O emedebista também não concorda com o aditivo, já que, no seu entendimento, a outorga (licitação e percentual de faturamento) giraria no entorno de R$ 300 milhões de lucro à cidade.

- Essa é uma discussão da cidade, e por isso estamos aqui debatendo. Defendo que o município assuma os serviços e faça a concessão - reforça Tubias.

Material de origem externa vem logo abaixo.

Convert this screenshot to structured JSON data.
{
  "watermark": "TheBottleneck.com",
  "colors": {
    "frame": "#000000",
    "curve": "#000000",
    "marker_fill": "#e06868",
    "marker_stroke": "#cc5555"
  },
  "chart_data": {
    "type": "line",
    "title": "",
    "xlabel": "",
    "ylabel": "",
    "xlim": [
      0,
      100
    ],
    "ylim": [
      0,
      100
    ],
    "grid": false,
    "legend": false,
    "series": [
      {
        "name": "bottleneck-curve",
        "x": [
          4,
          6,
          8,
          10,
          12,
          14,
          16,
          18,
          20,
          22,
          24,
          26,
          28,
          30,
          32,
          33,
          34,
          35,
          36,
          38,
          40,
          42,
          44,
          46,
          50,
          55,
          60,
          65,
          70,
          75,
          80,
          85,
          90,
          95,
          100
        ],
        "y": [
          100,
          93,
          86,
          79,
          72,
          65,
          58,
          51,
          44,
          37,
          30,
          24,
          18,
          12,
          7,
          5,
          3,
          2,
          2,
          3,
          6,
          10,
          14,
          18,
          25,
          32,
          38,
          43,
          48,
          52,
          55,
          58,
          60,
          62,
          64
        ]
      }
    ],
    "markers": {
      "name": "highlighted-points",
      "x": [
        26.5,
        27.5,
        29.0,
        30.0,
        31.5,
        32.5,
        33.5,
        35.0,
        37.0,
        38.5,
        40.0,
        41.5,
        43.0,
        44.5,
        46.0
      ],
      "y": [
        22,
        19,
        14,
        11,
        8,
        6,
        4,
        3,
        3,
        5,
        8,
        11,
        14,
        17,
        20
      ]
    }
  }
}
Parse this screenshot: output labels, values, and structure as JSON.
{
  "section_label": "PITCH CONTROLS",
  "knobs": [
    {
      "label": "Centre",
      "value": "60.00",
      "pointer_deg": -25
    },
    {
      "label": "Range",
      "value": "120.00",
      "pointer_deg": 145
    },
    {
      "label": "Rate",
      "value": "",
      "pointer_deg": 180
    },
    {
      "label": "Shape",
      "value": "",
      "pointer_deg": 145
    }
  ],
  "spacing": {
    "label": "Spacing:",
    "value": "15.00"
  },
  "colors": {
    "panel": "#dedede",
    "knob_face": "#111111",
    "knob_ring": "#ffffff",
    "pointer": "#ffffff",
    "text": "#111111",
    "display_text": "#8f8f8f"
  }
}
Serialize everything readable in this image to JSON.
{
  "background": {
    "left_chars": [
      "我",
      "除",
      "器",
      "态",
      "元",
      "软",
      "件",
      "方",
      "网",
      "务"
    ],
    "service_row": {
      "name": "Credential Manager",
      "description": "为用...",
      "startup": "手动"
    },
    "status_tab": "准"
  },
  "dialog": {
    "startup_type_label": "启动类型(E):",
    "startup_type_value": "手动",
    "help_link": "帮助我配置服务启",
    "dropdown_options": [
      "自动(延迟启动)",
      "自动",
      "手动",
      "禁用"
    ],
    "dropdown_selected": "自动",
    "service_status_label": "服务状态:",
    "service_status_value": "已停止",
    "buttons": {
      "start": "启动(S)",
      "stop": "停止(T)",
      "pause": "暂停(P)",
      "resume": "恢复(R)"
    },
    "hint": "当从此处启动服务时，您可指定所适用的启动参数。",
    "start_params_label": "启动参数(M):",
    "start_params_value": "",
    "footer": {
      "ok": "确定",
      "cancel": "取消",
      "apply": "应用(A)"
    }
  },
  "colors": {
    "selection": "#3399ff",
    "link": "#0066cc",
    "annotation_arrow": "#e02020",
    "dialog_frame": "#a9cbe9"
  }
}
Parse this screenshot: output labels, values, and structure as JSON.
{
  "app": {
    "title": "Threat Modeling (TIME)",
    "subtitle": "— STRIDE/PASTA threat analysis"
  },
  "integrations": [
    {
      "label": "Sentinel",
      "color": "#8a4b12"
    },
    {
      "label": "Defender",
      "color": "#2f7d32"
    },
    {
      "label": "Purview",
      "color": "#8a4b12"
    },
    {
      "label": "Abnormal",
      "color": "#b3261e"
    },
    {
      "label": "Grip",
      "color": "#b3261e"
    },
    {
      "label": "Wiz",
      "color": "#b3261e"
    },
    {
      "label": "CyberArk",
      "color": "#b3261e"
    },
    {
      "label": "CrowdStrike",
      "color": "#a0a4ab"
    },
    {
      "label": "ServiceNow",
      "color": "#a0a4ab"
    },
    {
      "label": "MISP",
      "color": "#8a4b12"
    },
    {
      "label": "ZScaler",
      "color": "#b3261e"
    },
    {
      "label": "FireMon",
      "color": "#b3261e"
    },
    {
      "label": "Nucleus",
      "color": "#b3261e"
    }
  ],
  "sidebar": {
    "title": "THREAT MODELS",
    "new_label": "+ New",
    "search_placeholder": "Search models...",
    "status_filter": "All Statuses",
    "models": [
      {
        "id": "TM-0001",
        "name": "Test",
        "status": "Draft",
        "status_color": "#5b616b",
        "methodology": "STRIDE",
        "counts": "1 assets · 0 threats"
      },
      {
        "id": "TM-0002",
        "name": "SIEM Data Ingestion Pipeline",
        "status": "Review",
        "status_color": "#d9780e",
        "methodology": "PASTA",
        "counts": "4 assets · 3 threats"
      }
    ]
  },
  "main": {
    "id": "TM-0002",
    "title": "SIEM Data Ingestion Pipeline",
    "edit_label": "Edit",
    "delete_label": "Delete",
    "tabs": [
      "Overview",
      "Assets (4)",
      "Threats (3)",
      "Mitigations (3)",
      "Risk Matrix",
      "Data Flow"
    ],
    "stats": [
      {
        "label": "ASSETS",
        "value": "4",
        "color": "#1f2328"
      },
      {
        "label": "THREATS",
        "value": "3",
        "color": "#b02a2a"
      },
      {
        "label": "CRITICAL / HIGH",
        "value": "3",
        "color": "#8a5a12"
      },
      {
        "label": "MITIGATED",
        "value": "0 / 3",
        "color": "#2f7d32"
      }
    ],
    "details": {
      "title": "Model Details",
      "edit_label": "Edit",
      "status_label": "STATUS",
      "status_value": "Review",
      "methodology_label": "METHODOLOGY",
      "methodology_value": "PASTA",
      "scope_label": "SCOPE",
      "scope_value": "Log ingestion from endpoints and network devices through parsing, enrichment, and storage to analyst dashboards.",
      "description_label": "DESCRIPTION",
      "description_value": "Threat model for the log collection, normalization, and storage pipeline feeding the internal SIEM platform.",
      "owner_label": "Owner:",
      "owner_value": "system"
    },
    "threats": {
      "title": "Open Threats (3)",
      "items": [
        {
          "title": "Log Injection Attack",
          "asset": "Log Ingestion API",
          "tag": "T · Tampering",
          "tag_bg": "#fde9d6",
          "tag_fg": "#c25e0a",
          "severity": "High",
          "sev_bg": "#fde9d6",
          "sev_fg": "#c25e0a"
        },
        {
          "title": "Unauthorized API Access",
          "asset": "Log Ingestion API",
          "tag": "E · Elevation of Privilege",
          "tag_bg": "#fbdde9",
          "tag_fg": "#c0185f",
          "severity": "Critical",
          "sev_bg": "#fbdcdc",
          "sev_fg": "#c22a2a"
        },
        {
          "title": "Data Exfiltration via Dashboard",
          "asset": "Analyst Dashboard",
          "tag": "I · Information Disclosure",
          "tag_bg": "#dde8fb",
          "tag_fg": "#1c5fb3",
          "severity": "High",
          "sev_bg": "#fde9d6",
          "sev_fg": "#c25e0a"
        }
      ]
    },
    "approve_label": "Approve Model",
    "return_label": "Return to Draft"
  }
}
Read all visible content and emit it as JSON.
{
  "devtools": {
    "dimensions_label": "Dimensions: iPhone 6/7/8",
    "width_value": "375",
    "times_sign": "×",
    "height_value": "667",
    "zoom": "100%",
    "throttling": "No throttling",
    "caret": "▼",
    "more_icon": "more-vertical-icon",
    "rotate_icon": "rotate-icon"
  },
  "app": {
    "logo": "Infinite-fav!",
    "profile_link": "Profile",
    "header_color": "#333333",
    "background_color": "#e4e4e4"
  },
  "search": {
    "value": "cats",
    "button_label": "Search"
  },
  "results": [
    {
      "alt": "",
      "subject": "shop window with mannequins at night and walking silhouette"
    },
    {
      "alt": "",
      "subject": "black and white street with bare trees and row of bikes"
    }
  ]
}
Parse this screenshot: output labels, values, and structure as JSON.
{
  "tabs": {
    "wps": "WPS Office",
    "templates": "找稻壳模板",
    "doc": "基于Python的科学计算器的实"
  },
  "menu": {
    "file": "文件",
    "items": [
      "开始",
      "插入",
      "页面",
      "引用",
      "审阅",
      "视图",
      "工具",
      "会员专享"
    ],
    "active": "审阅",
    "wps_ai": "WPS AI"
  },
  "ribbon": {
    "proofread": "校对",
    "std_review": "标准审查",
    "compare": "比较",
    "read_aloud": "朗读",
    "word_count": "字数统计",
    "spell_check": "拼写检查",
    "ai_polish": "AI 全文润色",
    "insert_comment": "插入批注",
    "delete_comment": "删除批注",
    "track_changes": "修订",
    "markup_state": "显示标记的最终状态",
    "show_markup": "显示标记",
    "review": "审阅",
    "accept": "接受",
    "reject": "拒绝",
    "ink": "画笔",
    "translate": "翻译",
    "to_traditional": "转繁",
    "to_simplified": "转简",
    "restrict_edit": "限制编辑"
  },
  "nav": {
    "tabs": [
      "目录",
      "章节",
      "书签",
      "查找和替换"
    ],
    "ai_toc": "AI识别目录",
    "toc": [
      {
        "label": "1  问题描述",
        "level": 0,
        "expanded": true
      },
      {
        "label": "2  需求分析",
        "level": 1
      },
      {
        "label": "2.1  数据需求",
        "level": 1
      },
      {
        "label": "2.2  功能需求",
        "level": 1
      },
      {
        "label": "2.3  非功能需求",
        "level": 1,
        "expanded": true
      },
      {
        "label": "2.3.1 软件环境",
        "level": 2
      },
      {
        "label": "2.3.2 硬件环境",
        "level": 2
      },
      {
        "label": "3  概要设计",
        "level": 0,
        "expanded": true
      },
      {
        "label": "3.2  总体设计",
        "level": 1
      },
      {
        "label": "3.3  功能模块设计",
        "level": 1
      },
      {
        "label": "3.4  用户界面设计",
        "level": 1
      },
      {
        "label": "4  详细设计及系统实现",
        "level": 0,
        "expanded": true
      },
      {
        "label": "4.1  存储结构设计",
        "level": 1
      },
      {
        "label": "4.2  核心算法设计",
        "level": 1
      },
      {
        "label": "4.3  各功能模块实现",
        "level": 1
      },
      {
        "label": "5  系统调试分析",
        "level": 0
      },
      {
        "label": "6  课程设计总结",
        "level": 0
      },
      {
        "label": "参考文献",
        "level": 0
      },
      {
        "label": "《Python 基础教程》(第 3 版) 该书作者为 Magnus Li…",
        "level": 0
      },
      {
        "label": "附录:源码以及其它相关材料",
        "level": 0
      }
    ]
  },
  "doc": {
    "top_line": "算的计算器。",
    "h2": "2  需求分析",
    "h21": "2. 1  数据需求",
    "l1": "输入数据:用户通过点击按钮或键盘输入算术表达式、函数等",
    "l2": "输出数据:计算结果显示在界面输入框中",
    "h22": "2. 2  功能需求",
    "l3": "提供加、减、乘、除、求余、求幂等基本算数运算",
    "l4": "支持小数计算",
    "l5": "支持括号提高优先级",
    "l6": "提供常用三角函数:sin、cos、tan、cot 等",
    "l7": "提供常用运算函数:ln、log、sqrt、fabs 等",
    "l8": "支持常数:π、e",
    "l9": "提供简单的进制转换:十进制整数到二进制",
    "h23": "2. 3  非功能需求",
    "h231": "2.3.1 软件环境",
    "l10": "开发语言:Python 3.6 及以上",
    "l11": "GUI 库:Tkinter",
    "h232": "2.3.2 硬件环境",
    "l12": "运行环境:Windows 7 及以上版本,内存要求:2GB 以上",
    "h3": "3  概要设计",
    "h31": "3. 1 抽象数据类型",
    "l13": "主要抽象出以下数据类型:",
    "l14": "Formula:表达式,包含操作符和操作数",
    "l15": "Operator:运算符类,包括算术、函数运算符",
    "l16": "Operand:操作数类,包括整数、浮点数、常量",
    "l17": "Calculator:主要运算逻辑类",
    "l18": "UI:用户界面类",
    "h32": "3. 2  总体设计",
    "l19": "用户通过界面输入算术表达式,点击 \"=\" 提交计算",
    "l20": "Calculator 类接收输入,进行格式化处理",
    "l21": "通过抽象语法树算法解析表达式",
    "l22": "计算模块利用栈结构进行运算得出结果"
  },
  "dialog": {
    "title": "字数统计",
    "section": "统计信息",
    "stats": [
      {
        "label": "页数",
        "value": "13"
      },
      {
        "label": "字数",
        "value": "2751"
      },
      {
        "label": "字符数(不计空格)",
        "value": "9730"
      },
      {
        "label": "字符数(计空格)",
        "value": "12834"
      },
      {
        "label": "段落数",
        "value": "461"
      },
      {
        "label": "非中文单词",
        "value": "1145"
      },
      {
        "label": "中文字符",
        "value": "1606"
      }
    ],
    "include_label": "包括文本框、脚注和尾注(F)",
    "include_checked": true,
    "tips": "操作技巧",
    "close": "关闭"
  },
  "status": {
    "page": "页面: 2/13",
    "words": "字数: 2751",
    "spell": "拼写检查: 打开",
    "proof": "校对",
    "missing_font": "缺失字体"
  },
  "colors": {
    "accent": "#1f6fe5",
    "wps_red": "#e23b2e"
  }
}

O diretor do Sindiágua questionou o aditivo, e afirma que não há necessidade do mesmo.

SÃO GABRIEL

Para colaborar com o debate, o prefeito de São Gabriel, Rossano Gonçalves (PL), também veio à sede do Diário explicar como a cidade da região se tornou um case de sucesso no Estado. A experiência gabrielense de concessão do serviço público de água e esgoto, feita pela São Gabriel Saneamento, ocorreu após o fim do contrato com a Corsan e a criação de um Plano Municipal de Saneamento. Hoje, explica o chefe do Executivo, o município tem uma tarifa 27% mais barata do que a cobrada pela Corsan, 60% do esgoto canalizado e, até 2024, deve ter cumprido com as exigências do Marco Legal.

CORSAN

A Companhia foi convidada a integrar a mesa e trazer esclarecimentos em relação aos planos que têm para um dos principais município em que atua e que mais lhe rende lucro. No entanto, a Corsan optou por não mandar nenhum representante. Santa Maria é uma das cidades que mais garante lucro a companhia.